Which brings me to the activity dear to all West Indian hearts – the game of cricket. George Lamming’s assessment of the Indian dimension to Caribbean life is best supported, to my mind, by the career of the cricketer Rohan Kanhai. Born on a sugar estate in colonial Guiana, of peasant parentage, Kanhai rose to become a world-class batsman and captain of the West Indian cricket team. In his 79 test matches over nearly 20 years, he scored 6,227 runs, including 15 centuries and 28 half-centuries.

He was, according to C.L.R. James, the most electrifying batsman of his day, and was credited with single-handedly inventing a new sweep stroke. Clem Seecharan, in his book on Indo-Caribbean cricket, describes it as “a cross between a sweep and a hook, the execution of which required impeccable footwork, supreme timing, immense self-confidence and an instinctive sense of theatre.”

Even before Kanhai became a household name in the region and abroad, another Indian, the Trinidadian Sonny Ramadhin, was terrorising the world’s batsmen by the cunning of his spin bowling.

Ramadhin was also from humble origins, and wholly untutored. He made his international debut in England in 1950, helping the West Indies to their first Test and series victory against England. He dominated West Indian cricket at Test level for ten years, and still holds the world record for the most balls and overs bowled in a test match – 774 balls in 129 overs against England at Edgbaston in 1957.

Indian progress, however, has always been controversial. Early Afro-Caribbean leaders in the 1920s and 1930s expressed their fear of Indian political domination, in view of the rapidly growing Indian populations. The Africans, who had died in such appalling numbers in the period of slavery and who had made stupendous sacrifices in shaping the Caribbean, could not tolerate the prospect of Indian rule. The rivalry marred the efforts at decolonisation, and at independence countries like Guyana and Trinidad and Tobago were divided into uneasy ethnic enclaves. Caribbean intellectuals and visionaries like Walter Rodney and George Lamming have long argued that, for healing to occur, we have to know who we are, where we came from, how we evolved.

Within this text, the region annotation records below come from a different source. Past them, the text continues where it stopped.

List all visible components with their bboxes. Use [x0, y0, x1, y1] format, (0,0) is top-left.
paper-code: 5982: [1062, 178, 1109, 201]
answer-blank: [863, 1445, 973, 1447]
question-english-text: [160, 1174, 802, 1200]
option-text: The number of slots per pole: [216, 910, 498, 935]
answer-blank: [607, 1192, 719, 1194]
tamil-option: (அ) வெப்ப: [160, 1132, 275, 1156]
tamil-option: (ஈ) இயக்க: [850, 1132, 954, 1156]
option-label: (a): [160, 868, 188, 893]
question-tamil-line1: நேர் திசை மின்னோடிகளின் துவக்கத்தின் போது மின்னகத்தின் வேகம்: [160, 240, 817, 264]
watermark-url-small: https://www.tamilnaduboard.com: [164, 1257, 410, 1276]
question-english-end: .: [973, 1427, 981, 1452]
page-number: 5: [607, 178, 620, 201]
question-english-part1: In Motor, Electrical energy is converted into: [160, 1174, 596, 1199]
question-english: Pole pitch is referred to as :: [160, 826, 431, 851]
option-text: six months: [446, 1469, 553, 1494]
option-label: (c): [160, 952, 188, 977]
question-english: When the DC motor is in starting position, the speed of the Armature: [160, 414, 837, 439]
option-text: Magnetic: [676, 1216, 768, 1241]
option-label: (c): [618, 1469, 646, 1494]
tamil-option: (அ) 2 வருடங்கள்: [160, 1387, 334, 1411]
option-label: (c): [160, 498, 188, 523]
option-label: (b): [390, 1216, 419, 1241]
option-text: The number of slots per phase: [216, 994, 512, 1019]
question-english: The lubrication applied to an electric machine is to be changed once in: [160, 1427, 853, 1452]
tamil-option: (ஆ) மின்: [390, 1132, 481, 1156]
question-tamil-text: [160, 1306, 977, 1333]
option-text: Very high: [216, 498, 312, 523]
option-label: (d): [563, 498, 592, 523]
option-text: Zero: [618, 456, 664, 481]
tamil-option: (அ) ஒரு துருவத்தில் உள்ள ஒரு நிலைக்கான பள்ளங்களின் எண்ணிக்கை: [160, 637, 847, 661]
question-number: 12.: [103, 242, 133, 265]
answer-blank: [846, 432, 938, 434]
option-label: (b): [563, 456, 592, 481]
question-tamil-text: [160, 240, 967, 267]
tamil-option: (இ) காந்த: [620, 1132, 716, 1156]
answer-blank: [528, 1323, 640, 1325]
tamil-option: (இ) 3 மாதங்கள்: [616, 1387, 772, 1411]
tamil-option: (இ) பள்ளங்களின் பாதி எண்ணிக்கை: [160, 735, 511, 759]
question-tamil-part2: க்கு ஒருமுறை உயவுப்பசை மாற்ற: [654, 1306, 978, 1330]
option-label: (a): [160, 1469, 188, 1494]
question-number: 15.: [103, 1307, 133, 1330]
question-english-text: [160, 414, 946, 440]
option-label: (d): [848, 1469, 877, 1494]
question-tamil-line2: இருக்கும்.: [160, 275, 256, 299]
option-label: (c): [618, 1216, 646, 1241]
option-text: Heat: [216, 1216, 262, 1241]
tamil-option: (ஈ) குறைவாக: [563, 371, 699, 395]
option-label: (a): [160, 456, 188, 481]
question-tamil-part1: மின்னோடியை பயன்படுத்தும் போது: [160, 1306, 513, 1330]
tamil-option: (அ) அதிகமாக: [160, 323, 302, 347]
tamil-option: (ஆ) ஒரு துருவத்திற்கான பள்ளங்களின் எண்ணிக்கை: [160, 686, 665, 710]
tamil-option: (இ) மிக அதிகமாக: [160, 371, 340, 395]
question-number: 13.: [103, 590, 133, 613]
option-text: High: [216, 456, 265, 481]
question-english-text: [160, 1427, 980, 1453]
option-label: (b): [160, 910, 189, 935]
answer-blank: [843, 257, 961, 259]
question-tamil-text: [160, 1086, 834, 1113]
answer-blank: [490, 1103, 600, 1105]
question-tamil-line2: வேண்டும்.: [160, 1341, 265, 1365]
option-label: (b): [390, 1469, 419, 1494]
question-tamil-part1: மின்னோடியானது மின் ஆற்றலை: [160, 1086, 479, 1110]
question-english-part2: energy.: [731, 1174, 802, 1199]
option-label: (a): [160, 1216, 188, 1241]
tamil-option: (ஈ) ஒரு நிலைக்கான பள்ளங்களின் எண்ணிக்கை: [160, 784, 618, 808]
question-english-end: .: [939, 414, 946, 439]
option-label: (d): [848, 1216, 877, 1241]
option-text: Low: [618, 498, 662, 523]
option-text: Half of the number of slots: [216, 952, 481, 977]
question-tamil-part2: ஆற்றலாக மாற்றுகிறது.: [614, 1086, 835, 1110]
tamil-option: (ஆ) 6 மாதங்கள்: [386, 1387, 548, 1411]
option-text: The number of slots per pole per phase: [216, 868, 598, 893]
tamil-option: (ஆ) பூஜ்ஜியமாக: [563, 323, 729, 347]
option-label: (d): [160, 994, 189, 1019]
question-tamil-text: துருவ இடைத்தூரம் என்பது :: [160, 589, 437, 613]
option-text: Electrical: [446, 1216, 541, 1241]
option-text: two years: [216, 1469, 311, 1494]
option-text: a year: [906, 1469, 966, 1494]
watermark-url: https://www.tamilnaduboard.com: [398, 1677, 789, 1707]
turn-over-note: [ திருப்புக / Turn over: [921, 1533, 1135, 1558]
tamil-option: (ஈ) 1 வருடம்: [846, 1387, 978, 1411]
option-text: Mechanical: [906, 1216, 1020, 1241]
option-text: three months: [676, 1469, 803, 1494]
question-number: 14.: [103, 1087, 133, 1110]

The narratives of the African experience of the Caribbean are still too few and relatively recent; those of the Indians have barely begun to be researched and written. The histories of the other peoples who helped to shape today’s Caribbean (the native Amerindians, the Chinese, the Portuguese) are only now beginning to emerge.

Colonial education systems ensured that we knew more about the feats of outsiders than we knew about ourselves. How to remember the past so as to avoid dismemberment in the future is one of the greatest tasks of the late 20th-century Caribbean.